While many conservatives have been quite happy with much of President Donald Trump’s policies, his choice of personnel to staff his administration has been, in a word, unsatisfying. But if the rumors that former Senator Jim Webb (D-Va.) may be picked to replace Jim Mattis as secretary of defense are true, it appears that many conservatives of the noninterventionist bent will be quite happy.
Among those who have weighed in to support Webb include Mollie Hemingway of The Federalist, Laura Ingraham of Fox News, Bill Kauffman of The American Conservative, and Jim Hanson of the Security Studies Group. Hanson noted, “Jim Webb would be a smart choice.… He is also a Democrat — maybe the last actual conservative Democrat in public life — and believes in a strong military, used only when the need is unmistakable and the mission is crystal clear.”
Hemingway has advocated for Webb since Trump was elected in 2016, writing in Webb’s support, “One sector of [Trump’s] coalition is the one that includes those who were attracted to what they believed his foreign policy to be — restraint about when and where the United States fights wars coupled with a clear path to victory when we do.”
It is also noteworthy that Webb’s son works for Senator Rand Paul, one of the most noted noninterventionist members of Congress.
Why would these Republican voices be so excited about a former Democrat U.S. senator taking the reins at the Department of Defense?
A look at Webb’s life and career, along with his own words, perhaps will provide the answer. He graduated from the U.S. Naval Academy in 1968 and served as a Marine in Vietnam, where he was awarded the Navy Cross for heroism and two Purple Hearts. His war wounds — shrapnel in his knee, kidney, and head — forced his retirement from the Navy. Later, President Ronald Reagan made Webb secretary of the Navy, though Webb later resigned in 1988 after refusing to reduce the size of the Navy.
Webb is also an accomplished writer, having written six novels between 1978 and 2002. His 2004 non-fiction book Born Fighting: How the Scots-Irish Shaped America was the basis of a TV documentary on the Smithsonian channel. Webb has also turned his pen to opposing American overseas military adventures. In 1990, he wrote in the New York Times in opposition to President George H.W. Bush’s military intervention in Iraq. He demanded that Bush first get consent from Congress, and warned against a permanent military presence in the Middle East. Later, Webb wrote in the Washington Post in opposition to President George W. Bush’s expected invasion of Iraq in 2003.

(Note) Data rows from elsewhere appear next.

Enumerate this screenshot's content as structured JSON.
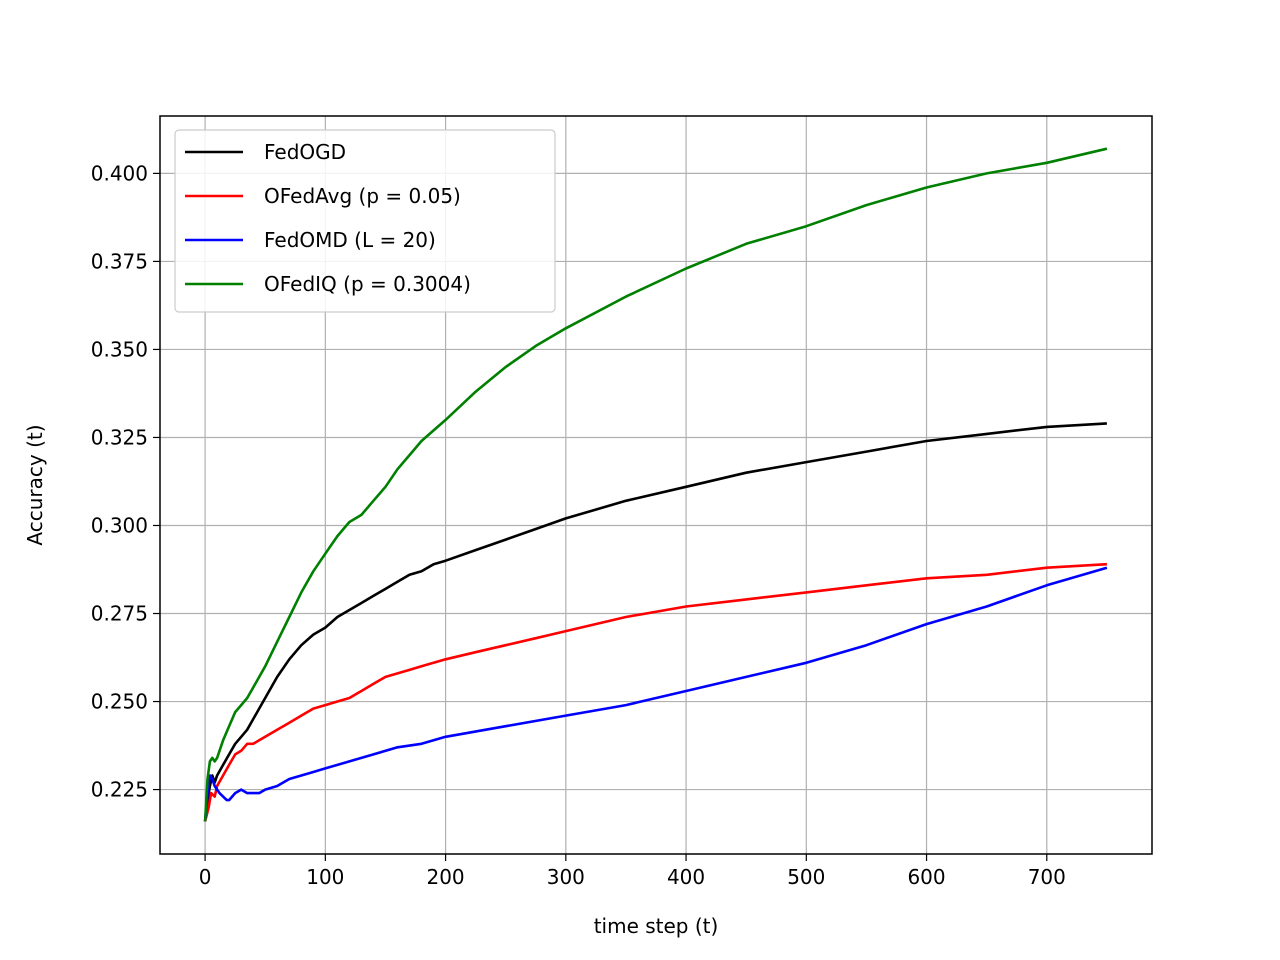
{
  "chart_data": {
    "type": "line",
    "title": "",
    "xlabel": "time step (t)",
    "ylabel": "Accuracy (t)",
    "xlim": [
      -37.5,
      787.5
    ],
    "ylim": [
      0.2067,
      0.4163
    ],
    "xticks": [
      0,
      100,
      200,
      300,
      400,
      500,
      600,
      700
    ],
    "xtick_labels": [
      "0",
      "100",
      "200",
      "300",
      "400",
      "500",
      "600",
      "700"
    ],
    "yticks": [
      0.225,
      0.25,
      0.275,
      0.3,
      0.325,
      0.35,
      0.375,
      0.4
    ],
    "ytick_labels": [
      "0.225",
      "0.250",
      "0.275",
      "0.300",
      "0.325",
      "0.350",
      "0.375",
      "0.400"
    ],
    "grid": true,
    "legend_position": "top-left",
    "series": [
      {
        "name": "FedOGD",
        "color": "#000000",
        "x": [
          0,
          2,
          4,
          6,
          8,
          10,
          15,
          20,
          25,
          30,
          35,
          40,
          50,
          60,
          70,
          80,
          90,
          100,
          110,
          120,
          130,
          140,
          150,
          160,
          170,
          180,
          190,
          200,
          225,
          250,
          275,
          300,
          350,
          400,
          450,
          500,
          550,
          600,
          650,
          700,
          750
        ],
        "y": [
          0.216,
          0.222,
          0.226,
          0.229,
          0.227,
          0.229,
          0.232,
          0.235,
          0.238,
          0.24,
          0.242,
          0.245,
          0.251,
          0.257,
          0.262,
          0.266,
          0.269,
          0.271,
          0.274,
          0.276,
          0.278,
          0.28,
          0.282,
          0.284,
          0.286,
          0.287,
          0.289,
          0.29,
          0.293,
          0.296,
          0.299,
          0.302,
          0.307,
          0.311,
          0.315,
          0.318,
          0.321,
          0.324,
          0.326,
          0.328,
          0.329
        ]
      },
      {
        "name": "OFedAvg (p = 0.05)",
        "color": "#ff0000",
        "x": [
          0,
          3,
          5,
          8,
          10,
          15,
          20,
          25,
          30,
          35,
          40,
          45,
          50,
          60,
          70,
          80,
          90,
          100,
          110,
          120,
          130,
          140,
          150,
          160,
          170,
          180,
          190,
          200,
          225,
          250,
          275,
          300,
          350,
          400,
          450,
          500,
          550,
          600,
          650,
          700,
          750
        ],
        "y": [
          0.216,
          0.22,
          0.224,
          0.223,
          0.226,
          0.229,
          0.232,
          0.235,
          0.236,
          0.238,
          0.238,
          0.239,
          0.24,
          0.242,
          0.244,
          0.246,
          0.248,
          0.249,
          0.25,
          0.251,
          0.253,
          0.255,
          0.257,
          0.258,
          0.259,
          0.26,
          0.261,
          0.262,
          0.264,
          0.266,
          0.268,
          0.27,
          0.274,
          0.277,
          0.279,
          0.281,
          0.283,
          0.285,
          0.286,
          0.288,
          0.289
        ]
      },
      {
        "name": "FedOMD (L = 20)",
        "color": "#0000ff",
        "x": [
          0,
          2,
          4,
          6,
          8,
          10,
          12,
          15,
          18,
          20,
          25,
          30,
          35,
          40,
          45,
          50,
          60,
          70,
          80,
          90,
          100,
          120,
          140,
          160,
          180,
          200,
          250,
          300,
          350,
          400,
          450,
          500,
          550,
          600,
          650,
          700,
          750
        ],
        "y": [
          0.216,
          0.224,
          0.229,
          0.228,
          0.226,
          0.225,
          0.224,
          0.223,
          0.222,
          0.222,
          0.224,
          0.225,
          0.224,
          0.224,
          0.224,
          0.225,
          0.226,
          0.228,
          0.229,
          0.23,
          0.231,
          0.233,
          0.235,
          0.237,
          0.238,
          0.24,
          0.243,
          0.246,
          0.249,
          0.253,
          0.257,
          0.261,
          0.266,
          0.272,
          0.277,
          0.283,
          0.288
        ]
      },
      {
        "name": "OFedIQ (p = 0.3004)",
        "color": "#008000",
        "x": [
          0,
          2,
          4,
          6,
          8,
          10,
          15,
          20,
          25,
          30,
          35,
          40,
          50,
          60,
          70,
          80,
          90,
          100,
          110,
          120,
          130,
          140,
          150,
          160,
          170,
          180,
          190,
          200,
          225,
          250,
          275,
          300,
          350,
          400,
          450,
          500,
          550,
          600,
          650,
          700,
          750
        ],
        "y": [
          0.216,
          0.228,
          0.233,
          0.234,
          0.233,
          0.234,
          0.239,
          0.243,
          0.247,
          0.249,
          0.251,
          0.254,
          0.26,
          0.267,
          0.274,
          0.281,
          0.287,
          0.292,
          0.297,
          0.301,
          0.303,
          0.307,
          0.311,
          0.316,
          0.32,
          0.324,
          0.327,
          0.33,
          0.338,
          0.345,
          0.351,
          0.356,
          0.365,
          0.373,
          0.38,
          0.385,
          0.391,
          0.396,
          0.4,
          0.403,
          0.407
        ]
      }
    ]
  }
}
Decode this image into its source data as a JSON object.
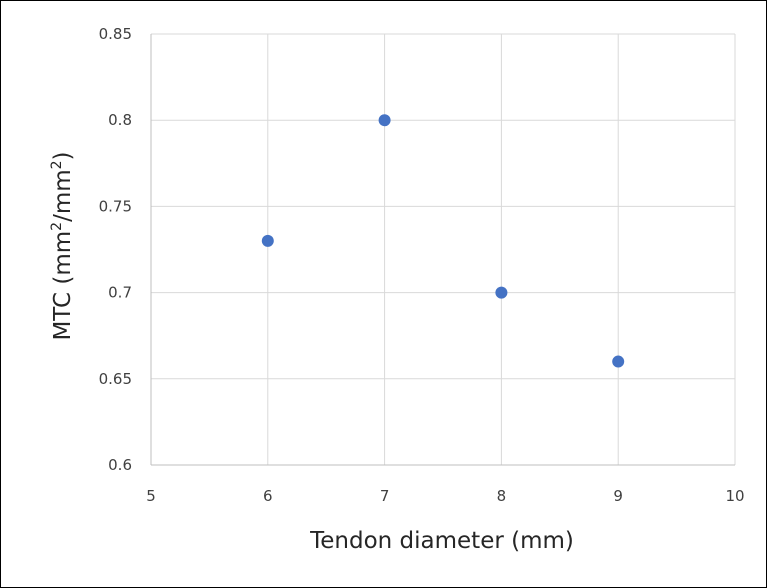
{
  "chart_data": {
    "type": "scatter",
    "xlabel": "Tendon diameter (mm)",
    "ylabel": {
      "prefix": "MTC (mm",
      "sup1": "2",
      "mid": "/mm",
      "sup2": "2",
      "suffix": ")"
    },
    "xlim": [
      5,
      10
    ],
    "ylim": [
      0.6,
      0.85
    ],
    "x_ticks": [
      5,
      6,
      7,
      8,
      9,
      10
    ],
    "y_ticks": [
      0.6,
      0.65,
      0.7,
      0.75,
      0.8,
      0.85
    ],
    "x_tick_labels": [
      "5",
      "6",
      "7",
      "8",
      "9",
      "10"
    ],
    "y_tick_labels": [
      "0.6",
      "0.65",
      "0.7",
      "0.75",
      "0.8",
      "0.85"
    ],
    "grid": true,
    "legend": "none",
    "marker_color": "#4472C4",
    "series": [
      {
        "x": [
          6,
          7,
          8,
          9
        ],
        "y": [
          0.73,
          0.8,
          0.7,
          0.66
        ]
      }
    ]
  }
}
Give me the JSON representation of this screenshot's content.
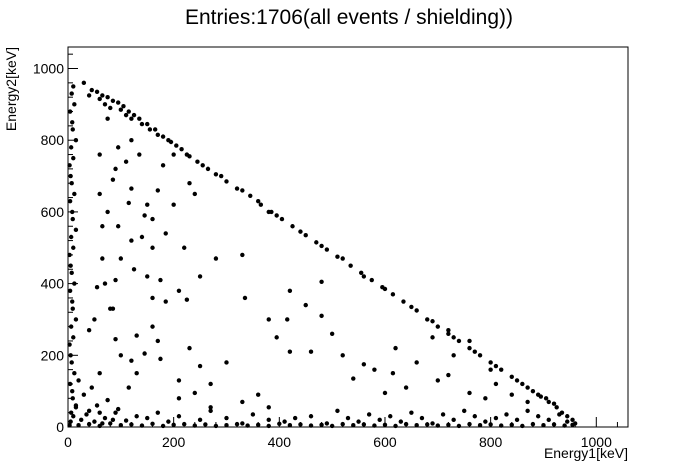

In the Post article, Webb argued that the overthrow of Saddam Hussein would not “actually increase our ability to win the war against international terrorism.” In an interesting note, he said that military success could be measured as much by preventing wars as in actually fighting them. He decried that the Bush administration had “no exit strategy if we invade.” After the invasion, Webb wrote for USA Today that Bush had “committed the greatest strategic blunder in modern memory.”
But Webb is no anti-war leftist who accuses American soldiers of war crimes. He criticized Bush’s 2004 Democratic opponent, John Kerry, for the incendiary remarks he made about American soldiers in his infamous 1970s testimony to Congress, representing Vietnam Veterans Against the War. Kerry even compared their actions in Vietnam to Genghis Khan’s atrocities, such as cutting off heads and other body parts.
Webb appears to be no friend of the globalists — his name does not appear in the membership list of the Council on Foreign Relations (CFR) — and in 2006, he wrote yet another op-ed that should encourage Americans who favor national sovereignty. In the Wall Street Journal, Webb wrote a piece entitled “Class Struggle: American workers have a chance to be heard” condemning elitist policies that he believed had hurt American workers. The article decried the “age of globalization and outsourcing, and with a vast underground labor pool from illegal immigration.” He specifically cited what he considered the damaging effects of the elitists’ free trade agenda and globalization.
While not an issue that is likely to be addressed by a secretary of defense, Webb has also been a vocal supporter of the Second Amendment, noting, “I have had a permit to carry a weapon in Virginia for a long time; I believe that it’s important; it’s important to me personally and to a lot of the people in the situation that I’m in to be able to defend myself and my family.”
Webb has been both a Republican and a Democrat, but he has consistently insisted that presidents of either party cannot take military action without approval from Congress. In 2016 he offered criticism of the foreign policy of both George Bush and Barack Obama, asking: “How could one Republican presidential administration have made such an incredible strategic blunder as the invasion and occupation of Iraq, only to see the next Democratic administration make an equally strategic blunder — at least as bad, and possibly worse — by initiating what was called ‘the Arab Spring?’”
Of course, there are no guarantees that Jim Webb would be a good secretary of defense, as no one knows what an office-holder will actually do once in office. But when one looks at the list of the others under consideration for the post — Tom Cotton of Arkansas, Lindsey Graham of South Carolina, and even former CIA Director David Petraeus — it’s difficult to see how Webb could be worse.